Bitcoin sorgt zwar immer wieder für Schlagzeilen, meist allerdings aus dem falschen Grund. Das zeigt sich in diesen Tagen, in welchen kolportiert wird, griechische Anleger versuchten die Kapitalverkehrskontrollen im eigenen Land zu umgehen, indem sie ihre Spargelder in Bitcoins umwandelten. So liessen sich die Ersparnisse vor dem drohenden Wechsel in eine neue Schwach-Währung oder vor einem «Banken-Bail-in » retten, ist die Logik. Solche Berichte sind aber oft stark übertrieben, und die Volumina sind gering.

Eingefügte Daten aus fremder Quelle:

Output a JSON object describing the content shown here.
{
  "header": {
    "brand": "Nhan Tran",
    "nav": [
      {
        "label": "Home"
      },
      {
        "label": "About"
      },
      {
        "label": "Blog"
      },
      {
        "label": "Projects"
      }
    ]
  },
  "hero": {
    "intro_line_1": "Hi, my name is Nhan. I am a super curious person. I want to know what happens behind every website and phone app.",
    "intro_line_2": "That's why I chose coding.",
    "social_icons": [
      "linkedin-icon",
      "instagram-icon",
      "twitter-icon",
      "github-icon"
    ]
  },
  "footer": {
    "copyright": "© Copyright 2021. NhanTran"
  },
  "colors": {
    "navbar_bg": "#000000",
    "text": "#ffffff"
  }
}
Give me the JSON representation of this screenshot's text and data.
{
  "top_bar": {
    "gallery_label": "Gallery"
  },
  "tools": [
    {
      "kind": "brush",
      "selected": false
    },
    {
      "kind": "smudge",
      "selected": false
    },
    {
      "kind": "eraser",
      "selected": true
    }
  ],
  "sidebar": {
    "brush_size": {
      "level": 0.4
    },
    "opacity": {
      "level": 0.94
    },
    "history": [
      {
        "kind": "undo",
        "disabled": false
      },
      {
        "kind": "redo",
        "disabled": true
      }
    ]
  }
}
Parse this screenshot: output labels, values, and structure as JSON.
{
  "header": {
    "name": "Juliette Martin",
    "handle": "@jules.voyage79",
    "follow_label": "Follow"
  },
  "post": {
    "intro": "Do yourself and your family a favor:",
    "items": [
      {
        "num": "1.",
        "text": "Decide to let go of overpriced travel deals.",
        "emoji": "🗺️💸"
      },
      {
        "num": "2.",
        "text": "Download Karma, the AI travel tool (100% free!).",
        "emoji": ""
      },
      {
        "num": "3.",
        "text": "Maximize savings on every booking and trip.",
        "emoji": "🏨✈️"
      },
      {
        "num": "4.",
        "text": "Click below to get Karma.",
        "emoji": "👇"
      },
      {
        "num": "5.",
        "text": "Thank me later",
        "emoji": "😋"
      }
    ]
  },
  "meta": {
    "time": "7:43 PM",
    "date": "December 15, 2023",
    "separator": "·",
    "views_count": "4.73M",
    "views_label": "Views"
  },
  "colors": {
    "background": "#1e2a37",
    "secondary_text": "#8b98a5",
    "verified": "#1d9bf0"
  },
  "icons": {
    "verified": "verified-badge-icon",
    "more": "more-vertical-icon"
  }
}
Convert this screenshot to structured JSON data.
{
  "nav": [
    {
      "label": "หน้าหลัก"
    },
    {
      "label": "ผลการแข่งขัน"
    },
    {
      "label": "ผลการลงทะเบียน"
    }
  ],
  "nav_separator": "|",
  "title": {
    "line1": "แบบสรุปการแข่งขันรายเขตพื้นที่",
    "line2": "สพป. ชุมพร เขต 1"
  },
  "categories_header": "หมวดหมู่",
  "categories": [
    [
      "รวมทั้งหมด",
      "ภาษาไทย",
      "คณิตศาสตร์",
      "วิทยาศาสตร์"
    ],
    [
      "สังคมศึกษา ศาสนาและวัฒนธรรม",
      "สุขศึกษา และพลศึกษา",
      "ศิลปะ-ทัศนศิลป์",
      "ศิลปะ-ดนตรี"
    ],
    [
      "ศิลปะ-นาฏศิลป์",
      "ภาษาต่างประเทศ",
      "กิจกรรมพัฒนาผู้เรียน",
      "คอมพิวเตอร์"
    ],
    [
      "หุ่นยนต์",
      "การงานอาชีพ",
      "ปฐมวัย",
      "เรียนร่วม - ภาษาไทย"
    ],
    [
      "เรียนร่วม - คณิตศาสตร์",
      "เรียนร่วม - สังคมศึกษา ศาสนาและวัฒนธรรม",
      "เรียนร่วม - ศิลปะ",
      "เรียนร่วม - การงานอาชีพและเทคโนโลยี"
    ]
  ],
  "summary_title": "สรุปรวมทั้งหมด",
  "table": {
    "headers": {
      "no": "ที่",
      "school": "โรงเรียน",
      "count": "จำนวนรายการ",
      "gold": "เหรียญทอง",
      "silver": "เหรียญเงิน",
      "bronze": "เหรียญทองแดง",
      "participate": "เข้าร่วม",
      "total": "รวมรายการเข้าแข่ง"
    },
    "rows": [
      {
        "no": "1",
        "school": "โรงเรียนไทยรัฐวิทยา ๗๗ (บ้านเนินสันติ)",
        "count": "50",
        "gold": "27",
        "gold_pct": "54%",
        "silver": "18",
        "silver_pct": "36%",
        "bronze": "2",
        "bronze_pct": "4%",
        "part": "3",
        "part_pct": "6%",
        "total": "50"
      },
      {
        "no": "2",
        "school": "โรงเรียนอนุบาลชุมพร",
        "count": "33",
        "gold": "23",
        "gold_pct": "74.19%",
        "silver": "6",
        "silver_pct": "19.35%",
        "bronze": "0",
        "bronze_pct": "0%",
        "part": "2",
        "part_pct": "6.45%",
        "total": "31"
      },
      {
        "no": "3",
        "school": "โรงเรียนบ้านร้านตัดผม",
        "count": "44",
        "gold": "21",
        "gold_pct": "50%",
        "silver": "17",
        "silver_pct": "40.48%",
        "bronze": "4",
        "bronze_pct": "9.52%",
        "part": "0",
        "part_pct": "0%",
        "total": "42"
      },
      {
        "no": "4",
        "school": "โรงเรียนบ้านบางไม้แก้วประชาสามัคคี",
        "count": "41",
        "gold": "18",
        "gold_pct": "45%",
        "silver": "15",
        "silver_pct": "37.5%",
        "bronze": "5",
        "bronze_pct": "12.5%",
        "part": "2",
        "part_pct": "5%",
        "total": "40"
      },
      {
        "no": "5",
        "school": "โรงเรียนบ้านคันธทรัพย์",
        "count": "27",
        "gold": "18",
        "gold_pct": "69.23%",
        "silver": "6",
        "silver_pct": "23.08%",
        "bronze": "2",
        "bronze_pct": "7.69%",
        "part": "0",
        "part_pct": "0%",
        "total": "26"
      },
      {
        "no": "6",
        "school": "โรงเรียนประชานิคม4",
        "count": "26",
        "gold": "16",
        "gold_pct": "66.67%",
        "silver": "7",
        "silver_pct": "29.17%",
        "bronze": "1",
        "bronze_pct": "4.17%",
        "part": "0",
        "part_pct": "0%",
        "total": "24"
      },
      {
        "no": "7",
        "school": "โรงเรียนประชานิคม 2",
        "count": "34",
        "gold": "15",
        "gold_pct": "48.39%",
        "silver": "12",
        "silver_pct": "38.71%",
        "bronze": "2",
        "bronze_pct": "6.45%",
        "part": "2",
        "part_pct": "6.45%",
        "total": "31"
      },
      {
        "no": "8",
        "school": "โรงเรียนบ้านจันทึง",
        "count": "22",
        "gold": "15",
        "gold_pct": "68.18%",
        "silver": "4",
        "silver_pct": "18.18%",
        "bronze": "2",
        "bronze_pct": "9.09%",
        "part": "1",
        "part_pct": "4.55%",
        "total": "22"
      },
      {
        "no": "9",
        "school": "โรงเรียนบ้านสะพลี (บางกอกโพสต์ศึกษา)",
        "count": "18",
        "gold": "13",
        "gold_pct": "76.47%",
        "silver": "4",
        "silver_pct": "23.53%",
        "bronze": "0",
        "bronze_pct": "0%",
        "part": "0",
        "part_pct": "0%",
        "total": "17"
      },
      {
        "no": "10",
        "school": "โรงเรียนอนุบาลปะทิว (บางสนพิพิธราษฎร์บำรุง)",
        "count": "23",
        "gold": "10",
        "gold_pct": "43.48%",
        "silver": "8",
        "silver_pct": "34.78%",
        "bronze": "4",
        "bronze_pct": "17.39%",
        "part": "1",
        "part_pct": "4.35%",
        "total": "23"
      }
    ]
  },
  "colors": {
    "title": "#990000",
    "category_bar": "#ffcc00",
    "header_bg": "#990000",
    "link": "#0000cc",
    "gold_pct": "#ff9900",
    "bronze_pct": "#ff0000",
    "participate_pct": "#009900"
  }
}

Zudem behandeln sie primär einen Aspekt des Phänomens: Bitcoin gilt in libertären Kreisen als ideale Parallelwährung zu den etablierten, die unabhängig von einer politisch beeinflussten Notenbank auf Basis energieaufwendiger kryptografischer Verfahren in begrenzter Menge geschaffen, dezentral verwaltet und deswegen wertstabil bleiben werde. Leider ist das begrenzte Geldangebot ein Problem, weil es in einer dynamischen Volkswirtschaft womöglich zu deflationären Effekten und zum Horten der Währungseinheiten führt. Folglich hat Bitcoin als Währung nach Ansicht vieler Ökonomen wegen konzeptioneller Mängel keine Zukunft.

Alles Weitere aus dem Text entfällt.